Union of two vector subspaces not a subspace?

I think the issue here is that the union of two subspaces is not necessarily closed under addition, and subspaces need to be nonempty and closed under addition and scalar multiplication.

You can think of two nonparallel planes in R³ that each contain the origin. Each plane is a subspace of R³ and they intersect in a line through the origin. But when you add two nonzero vectors, one from each plane and neither of which lie on the intersecting line, the result will not lie in either plane, so you will not have closure.

Let P₁ = span{(1,0,0), (0,1,0)} = xy-plane, and let v₁ = (1,1,0) which is in P₁.

Let P₂ = span{(0,1,0), (0,0,1)} = yz-plane, and let v₂ = (0,1,1) which is in P₂.

Then v₁ + v₂ = (1,2,1) which is in neither the xy- nor yz-planes; hence the union of P₁ and P₂ is not closed under addition, and so is not a subspace.

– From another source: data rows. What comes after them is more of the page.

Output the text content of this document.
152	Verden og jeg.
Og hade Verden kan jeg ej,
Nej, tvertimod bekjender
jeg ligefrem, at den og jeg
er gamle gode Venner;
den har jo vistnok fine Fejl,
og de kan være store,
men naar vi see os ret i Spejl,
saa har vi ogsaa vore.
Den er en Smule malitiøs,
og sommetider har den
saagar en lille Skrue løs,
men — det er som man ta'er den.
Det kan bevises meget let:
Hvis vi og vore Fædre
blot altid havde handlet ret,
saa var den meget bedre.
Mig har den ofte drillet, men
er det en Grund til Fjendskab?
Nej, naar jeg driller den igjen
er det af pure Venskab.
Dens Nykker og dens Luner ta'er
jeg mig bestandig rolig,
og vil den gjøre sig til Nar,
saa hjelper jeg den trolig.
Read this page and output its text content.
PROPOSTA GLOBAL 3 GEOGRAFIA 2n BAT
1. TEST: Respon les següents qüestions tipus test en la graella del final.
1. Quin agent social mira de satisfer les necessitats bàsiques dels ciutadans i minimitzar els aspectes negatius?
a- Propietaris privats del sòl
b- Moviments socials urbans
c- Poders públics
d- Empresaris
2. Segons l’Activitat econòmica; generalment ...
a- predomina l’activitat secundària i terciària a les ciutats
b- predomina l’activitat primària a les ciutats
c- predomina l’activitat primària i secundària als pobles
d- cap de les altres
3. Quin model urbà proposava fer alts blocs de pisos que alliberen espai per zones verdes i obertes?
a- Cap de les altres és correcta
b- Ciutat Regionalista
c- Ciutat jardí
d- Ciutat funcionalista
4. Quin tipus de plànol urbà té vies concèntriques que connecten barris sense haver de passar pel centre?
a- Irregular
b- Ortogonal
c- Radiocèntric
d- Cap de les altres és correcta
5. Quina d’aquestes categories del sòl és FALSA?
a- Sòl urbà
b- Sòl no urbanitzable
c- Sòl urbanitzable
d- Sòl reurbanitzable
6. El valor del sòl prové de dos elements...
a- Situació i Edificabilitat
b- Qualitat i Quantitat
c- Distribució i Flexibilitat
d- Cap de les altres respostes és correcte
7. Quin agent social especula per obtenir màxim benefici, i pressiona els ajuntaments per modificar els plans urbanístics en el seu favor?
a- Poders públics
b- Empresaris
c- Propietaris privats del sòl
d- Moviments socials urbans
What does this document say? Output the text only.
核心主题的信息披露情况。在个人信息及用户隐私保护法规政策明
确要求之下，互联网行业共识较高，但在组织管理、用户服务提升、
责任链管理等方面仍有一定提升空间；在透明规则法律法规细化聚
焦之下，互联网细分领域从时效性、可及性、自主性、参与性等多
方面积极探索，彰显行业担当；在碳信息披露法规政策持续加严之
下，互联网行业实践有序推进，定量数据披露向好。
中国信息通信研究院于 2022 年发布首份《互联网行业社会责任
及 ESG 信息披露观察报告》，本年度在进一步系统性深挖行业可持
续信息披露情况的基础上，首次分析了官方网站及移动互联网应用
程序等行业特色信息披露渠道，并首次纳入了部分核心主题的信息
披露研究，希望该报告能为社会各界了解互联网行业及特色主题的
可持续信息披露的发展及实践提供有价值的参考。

A simpler example which is similar would be to consider two nonparallel lines through the origin as subspaces of R². Picking two nonzero points/vectors, one from each line, and then adding would yield a point/vector on neither line.

For yet another example, consider the vector space of polynomials up to degree three over R. Let A = {ax³ + bx where a,b are in R} and let B = {ax² where a is in R}. Then A and B are subspaces, but (x³ + x) + (x²) is not in A or B, and so is not in the union.